If $f(x)=\left\{\begin{array}{cl}\frac{x-4}{|x-4|}+a, & x<4 \\ a+b, & x=4 \\ \frac{x-4}{|x-4|}+b, & x>4\end{array}\right.$. Then $f(x)$ is continuous at $x=4$, then $a+b=$
The function $f(x)=\left\{\begin{array}{ll}\frac{x-4}{|x-4|}+a, & x<4 \\ a+b, & x=4 \\ \frac{x-4}{|x-4|}+b, & x>4\end{array}\right.$ is continuous at $x=4$.
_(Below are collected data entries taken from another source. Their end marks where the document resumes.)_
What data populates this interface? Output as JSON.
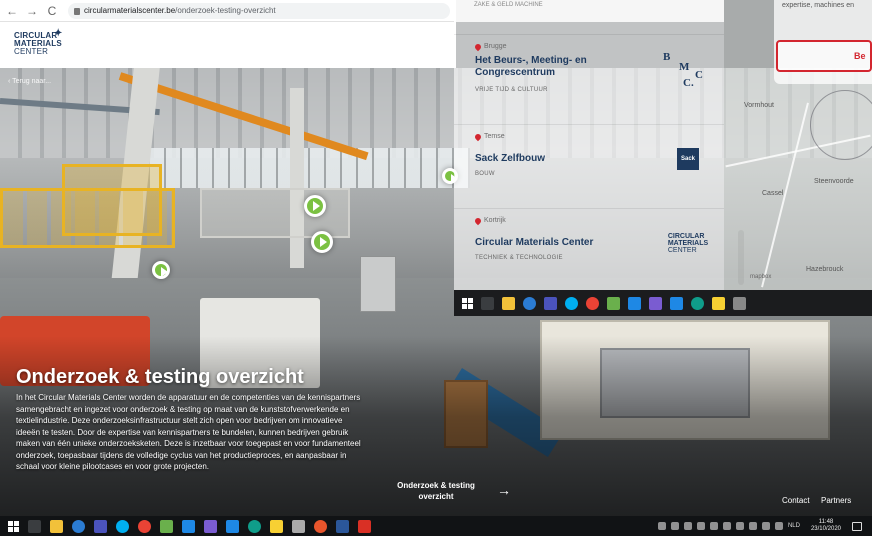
{
  "browser": {
    "back": "←",
    "forward": "→",
    "reload": "C",
    "url_host": "circularmaterialscenter.be",
    "url_path": "/onderzoek-testing-overzicht"
  },
  "header": {
    "logo_line1": "CIRCULAR",
    "logo_line2": "MATERIALS",
    "logo_line3": "CENTER",
    "back_link": "‹ Terug naar..."
  },
  "hero": {
    "title": "Onderzoek & testing overzicht",
    "body": "In het Circular Materials Center worden de apparatuur en de competenties van de kennispartners samengebracht en ingezet voor onderzoek & testing op maat van de kunststofverwerkende en textielindustrie. Deze onderzoeksinfrastructuur stelt zich open voor bedrijven om innovatieve ideeën te testen. Door de expertise van kennispartners te bundelen, kunnen bedrijven gebruik maken van één unieke onderzoeksketen. Deze is inzetbaar voor toegepast en voor fundamenteel onderzoek, toepasbaar tijdens de volledige cyclus van het productieproces, en aanpasbaar in schaal voor kleine pilootcases en voor grote projecten.",
    "tour_label": "Onderzoek & testing overzicht",
    "tour_arrow": "→"
  },
  "footer": {
    "contact": "Contact",
    "partners": "Partners"
  },
  "overlay": {
    "top_text": "ZAKE & GELD MACHINE",
    "entries": [
      {
        "location": "Brugge",
        "name": "Het Beurs-, Meeting- en Congrescentrum",
        "category": "VRIJE TIJD & CULTUUR",
        "logo_b": "B",
        "logo_m": "M",
        "logo_c1": "C",
        "logo_c2": "C."
      },
      {
        "location": "Temse",
        "name": "Sack Zelfbouw",
        "category": "BOUW",
        "logo_text": "Sack"
      },
      {
        "location": "Kortrijk",
        "name": "Circular Materials Center",
        "category": "TECHNIEK & TECHNOLOGIE",
        "logo_l1": "CIRCULAR",
        "logo_l2": "MATERIALS",
        "logo_l3": "CENTER"
      }
    ],
    "map": {
      "info_text": "expertise, machines en",
      "button_label": "Be",
      "towns": [
        "Vormhout",
        "Steenvoorde",
        "Cassel",
        "Hazebrouck"
      ],
      "attribution": "mapbox"
    }
  },
  "taskbar": {
    "lang": "NLD",
    "time": "11:48",
    "date": "23/10/2020"
  }
}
$\therefore f(4)=\lim _{x \rightarrow 4} f(x)$
$\Rightarrow f(4)=\lim _{x \rightarrow 4^{-}} f(x)=\lim _{x \rightarrow 4^{+}} f(x)$
$|x-4|= \begin{cases}-(x-4), & x<4 \\ x-4, & x \geq 4\end{cases}$
Now,
$f(4)=a+b$ ...(2)
$\lim _{x \rightarrow 4^{-}} f(x)=\lim _{x \rightarrow 4}\left[\frac{x-4}{-(x-4)}+a\right]=\lim _{x \rightarrow 4} \frac{x-4}{-(x-4)}+\lim _{x \rightarrow 4} a=-1+a$ ......(3)
$\lim _{x \rightarrow 4^{+}} f(x)=\lim _{x \rightarrow 4}\left[\frac{x-4}{(x-4)}+b\right]=\lim _{x \rightarrow 4} \frac{x-4}{(x-4)}+\lim _{x \rightarrow 4} b=1+b$ ....(4)
From (1), (2), (3) and (4), we get
$a+b=-1+a=1+b$
So,
$a+b=-1+a$
$\Rightarrow b=-1$
Also,
$a+b=1+b$
$\Rightarrow a=1$
$\therefore a+b=1+(-1)=0$
Thus, the value of a + b is 0.
If $f(x)=\left\{\begin{array}{cl}\frac{x-4}{|x-4|}+a, & x<4 \\ a+b, & x=4 \\ \frac{x-4}{|x-4|}+b, & x>4\end{array}\right.$. Then $f(x)$ is continuous at $x=4$, then $a+b=$ ___0___.